The whole stack is a feedback loop, ephemeral knowledge from upper layers settles down, ready to be used directly next time.
Why Not Ontology
Banks and financial institutions building data Q&A often go the ontology route, formalizing concepts, relationships, and rules entirely, letting AI reason on a deterministic knowledge graph.
Ontology’s appeal is determinism. Concepts have precise definitions, relationships have clear boundaries, reasoning paths are auditable. It makes sense in finance, the definition of “Return on Equity” hasn’t changed in ten years, regulators demand explainability, error costs are extremely high. Spending two years building a formal knowledge system is worth it.

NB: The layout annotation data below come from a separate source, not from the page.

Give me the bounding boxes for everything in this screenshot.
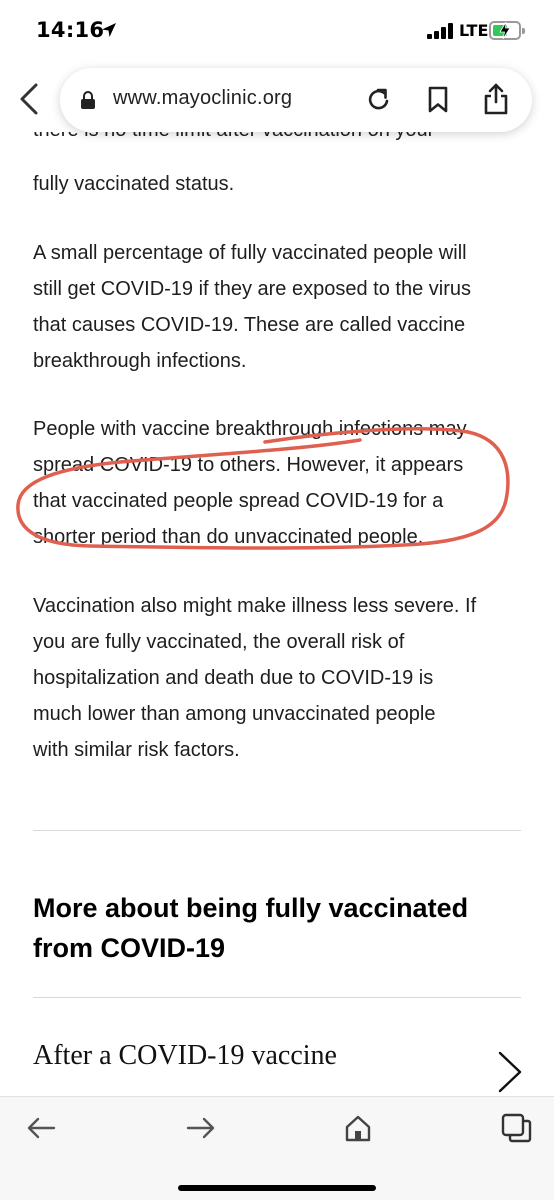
bookmark-icon[interactable] [427,86,449,114]
cellular-signal-icon [427,23,455,39]
chevron-right-icon[interactable] [496,1050,524,1094]
paragraph: Vaccination also might make illness less… [33,588,533,768]
text-line: Vaccination also might make illness less… [33,595,477,617]
paragraph-highlighted: People with vaccine breakthrough infecti… [33,411,533,555]
text-line: hospitalization and death due to COVID-1… [33,667,434,689]
status-time: 14:16 [36,18,105,42]
share-icon[interactable] [483,83,509,115]
text-line: A small percentage of fully vaccinated p… [33,242,467,264]
charging-bolt-icon [499,22,511,39]
text-line: that causes COVID-19. These are called v… [33,314,466,336]
back-arrow-icon[interactable] [24,1113,60,1143]
text-line: still get COVID-19 if they are exposed t… [33,278,471,300]
url-text[interactable]: www.mayoclinic.org [113,87,292,110]
address-bar[interactable]: www.mayoclinic.org [60,68,532,132]
location-arrow-icon [102,23,116,37]
related-link-after-vaccine[interactable]: After a COVID-19 vaccine [0,1030,554,1094]
clipped-line: there is no time limit after vaccination… [33,132,434,148]
browser-toolbar [0,1096,554,1200]
clipped-text-area: there is no time limit after vaccination… [0,132,554,166]
home-icon[interactable] [340,1113,376,1143]
text-line: you are fully vaccinated, the overall ri… [33,631,405,653]
battery-icon [489,21,525,40]
back-chevron-icon[interactable] [16,82,44,116]
section-divider [33,830,521,831]
lock-icon [81,91,95,109]
text-line: spread COVID-19 to others. However, it a… [33,454,464,476]
status-bar: 14:16 LTE [0,0,554,62]
text-line: that vaccinated people spread COVID-19 f… [33,490,444,512]
paragraph: A small percentage of fully vaccinated p… [33,235,533,379]
text-line: breakthrough infections. [33,350,247,372]
section-divider [33,997,521,998]
text-line: shorter period than do unvaccinated peop… [33,526,424,548]
text-line: fully vaccinated status. [33,173,235,195]
network-type: LTE [459,21,489,40]
text-line: People with vaccine breakthrough infecti… [33,418,467,440]
reload-icon[interactable] [366,86,392,114]
paragraph: fully vaccinated status. [33,166,533,202]
tabs-icon[interactable] [500,1113,536,1143]
related-link-label[interactable]: After a COVID-19 vaccine [33,1040,337,1072]
forward-arrow-icon[interactable] [182,1113,218,1143]
text-line: with similar risk factors. [33,739,240,761]
home-indicator[interactable] [178,1185,376,1191]
related-section-heading: More about being fully vaccinated from C… [33,893,469,963]
text-line: much lower than among unvaccinated peopl… [33,703,436,725]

But ontology has two implicit assumptions: domain knowledge can be exhaustively formalized, and maintenance cost is sustainable.
For fast-iterating business scenarios, neither holds. Today there’s a new “immersive DAU”, tomorrow a new experiment metric, the day after some table’s definition quietly changes. Ontology can’t keep up with the pace of change.
L2 is essentially a lightweight ontology, metrics have id, definition, source_tables, related_metrics, dimensions have value ranges and sql_snippet, tables have JOIN graphs. It just doesn’t pursue exhaustiveness, structured enough to be useful, and what can’t be managed gets handed off to upper layers.
A pure ontology approach tries to compress everything into one layer. The advantage of layering is that you don’t need to formalize all knowledge upfront. Structure the high-frequency 80% into L2 first, let L3 through L6 gradually cover and persist the rest.
Still in Phase 1
I have to be honest, this Stack is only through Phase 1, L1 + L2 manifest routing + detail lookup. L3 is partially connected, L4 is being extracted, L5 and L6 aren’t really activated yet.
Phase 1 has been running noticeably more stably than the ChatBI era of pure RAG retrieval. The “shape” of errors has changed too. Before, the Agent would confidently pick a wrong table. Now, the Agent knows it’s uncertain and will go ask for details or fall back to semantic retrieval.
Once at an internal sharing session, an executive asked: “How many AB experiments does the company have? Which ones have been running for over 6 months, don’t conform to the company’s global-optimum experiment spec, and have negative xx metrics? List them.”
We had never tested this kind of question. I was nervous at the time, thought it wouldn’t run. The Agent ran for 40 minutes and produced a result. The user was very satisfied.
Through that process, the Agent showed strong goal-driven behavior, doing whatever it took to complete the task, no excuses, real execution. Our direction is right.
A Few Takeaways
First, Context must be layered, and the layers must have clear collaboration boundaries. Stuffing everything into one big prompt, one big RAG index, or one big skill, none of it works well.
Second, the layering isn’t arbitrary. The six layers hold up because each has clean boundaries. L1 is physical fact, L2 is human-curated semantics, L3 is truth reverse-engineered from code, L4 is organizational consensus, L5 is the Agent’s own learning, L6 is on-the-fly probing. Clear boundaries enable independent iteration.
Third, the biggest payoff of layering is that skills become lightweight. Originally bloated topic skills degraded into lightweight routers, most domain knowledge moved into L4. Less skill code, higher quality.
Finally, this road is far from finished. L5’s persistence mechanism, L6’s probing protocol, cross-layer ID system, all still iterating. The next thing to really validate is: once the Stack stabilizes, can the Agent reliably deliver auditable, correctable results, and drive more insights and corresponding strategies?